The earliest organized inhabitants of this area were the Olmecs who settled some of the rich valleys nearby. The Olmecs settled and then faded from an organized nation into scattered settlements. In 500 B.C., the Zapotecs arrived and possibly merged with the Olmecs who had remained. The decendents of both tribes leveled the top of the mountain creating a man-made mesa. On top of this mesa they created a city-palace that has come to be one of Mexico’s most traveled destinations.
The palace complex is quite massive and I could not fit it into one shot; instead, I combined 3 photos to make this wide angle shot (above). I learned later that if you set your camera on manual mode and keep the same shutter speed , ISO level and f stop, all of the photos will be the color and brightness. I’ll be sure to keep that in mind next time.
The Zapotecs ruled this area and built up the site at Monte Alban until the 10th Century when they too went into decline. The Mixtec people then settled this area and considered the mountain palace to be sacred ground. While they did not inhabit this area, they burried their dead here and there remains some well preserved graves and artifacts from this civilization.

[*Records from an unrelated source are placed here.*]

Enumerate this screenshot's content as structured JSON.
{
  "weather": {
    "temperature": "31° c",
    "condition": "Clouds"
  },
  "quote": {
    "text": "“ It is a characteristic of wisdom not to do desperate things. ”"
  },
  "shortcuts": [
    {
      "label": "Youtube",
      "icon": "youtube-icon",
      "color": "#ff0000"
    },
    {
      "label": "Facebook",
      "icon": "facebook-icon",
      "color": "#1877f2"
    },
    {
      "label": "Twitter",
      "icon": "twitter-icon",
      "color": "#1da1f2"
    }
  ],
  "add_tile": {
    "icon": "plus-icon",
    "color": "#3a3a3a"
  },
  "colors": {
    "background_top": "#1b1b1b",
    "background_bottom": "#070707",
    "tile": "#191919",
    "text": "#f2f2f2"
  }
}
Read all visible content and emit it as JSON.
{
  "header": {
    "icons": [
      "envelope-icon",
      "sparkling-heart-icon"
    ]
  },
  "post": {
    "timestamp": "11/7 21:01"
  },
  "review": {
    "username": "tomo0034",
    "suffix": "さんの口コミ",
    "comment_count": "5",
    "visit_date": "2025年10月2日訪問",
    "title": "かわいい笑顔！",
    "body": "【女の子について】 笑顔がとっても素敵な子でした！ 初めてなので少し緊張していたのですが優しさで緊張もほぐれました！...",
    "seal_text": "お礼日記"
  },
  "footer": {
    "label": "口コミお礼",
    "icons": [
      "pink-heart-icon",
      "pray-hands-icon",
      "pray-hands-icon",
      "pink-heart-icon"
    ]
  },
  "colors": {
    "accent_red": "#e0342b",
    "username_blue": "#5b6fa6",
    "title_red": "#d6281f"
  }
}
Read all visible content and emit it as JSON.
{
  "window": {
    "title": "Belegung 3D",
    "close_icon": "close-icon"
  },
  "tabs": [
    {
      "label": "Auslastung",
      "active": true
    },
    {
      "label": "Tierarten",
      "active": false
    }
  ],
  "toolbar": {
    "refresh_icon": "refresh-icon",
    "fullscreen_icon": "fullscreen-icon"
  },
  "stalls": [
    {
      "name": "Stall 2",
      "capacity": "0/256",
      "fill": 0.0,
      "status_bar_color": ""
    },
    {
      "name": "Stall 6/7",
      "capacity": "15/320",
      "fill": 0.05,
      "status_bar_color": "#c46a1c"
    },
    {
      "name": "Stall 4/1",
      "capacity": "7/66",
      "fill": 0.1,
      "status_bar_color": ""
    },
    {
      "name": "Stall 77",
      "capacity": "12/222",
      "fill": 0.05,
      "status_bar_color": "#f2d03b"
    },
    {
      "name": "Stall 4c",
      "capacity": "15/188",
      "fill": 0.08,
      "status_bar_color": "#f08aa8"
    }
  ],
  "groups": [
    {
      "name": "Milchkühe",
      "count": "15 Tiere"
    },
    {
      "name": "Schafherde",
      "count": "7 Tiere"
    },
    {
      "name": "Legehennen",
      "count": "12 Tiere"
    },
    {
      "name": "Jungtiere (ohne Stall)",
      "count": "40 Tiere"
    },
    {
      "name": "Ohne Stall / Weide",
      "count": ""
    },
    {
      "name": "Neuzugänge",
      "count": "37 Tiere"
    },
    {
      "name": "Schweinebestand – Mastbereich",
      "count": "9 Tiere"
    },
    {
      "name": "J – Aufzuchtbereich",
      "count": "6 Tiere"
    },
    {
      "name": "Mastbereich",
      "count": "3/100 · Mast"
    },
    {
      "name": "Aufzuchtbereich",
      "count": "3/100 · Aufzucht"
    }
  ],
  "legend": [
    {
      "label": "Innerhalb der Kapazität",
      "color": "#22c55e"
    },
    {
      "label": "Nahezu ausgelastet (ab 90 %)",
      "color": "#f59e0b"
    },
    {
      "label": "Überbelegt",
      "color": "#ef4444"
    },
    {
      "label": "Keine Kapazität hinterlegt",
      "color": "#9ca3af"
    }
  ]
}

The ruins are only about 5km from Oaxaca and are accessable by bus or taxi. As we had our own truck, we made announcement at our hostel that we would be going to these ruins on Christmas Eve and invited anyone who wanted to come along. A Dutch man named Edwin who was staying in our dorm agreed to come along. In the photo below, myself, Jeff and Edwin discuss which site to see next.
As with every other Meso-American ruin I have seen, this one has a ball court. I am not sure the rules of this game versus the Mayan ball game with its tall hoops; I didn’t see any hoops at the Zapotec court. The ball court - as with most of the other ruins at this site – is in amazing condition. It is hard to believe that these buildings are nearly 1,500 – 2,000 years old. I’ve seen the pyramids in Egypt and Iraq and these buildings are quite impressive as well.
From the top of one of the pyramids I caught a photo of Jeff as we surveyed the mesa-top palace grounds. I wonder how many laborers it took to remove the hilltop in order to make this small city.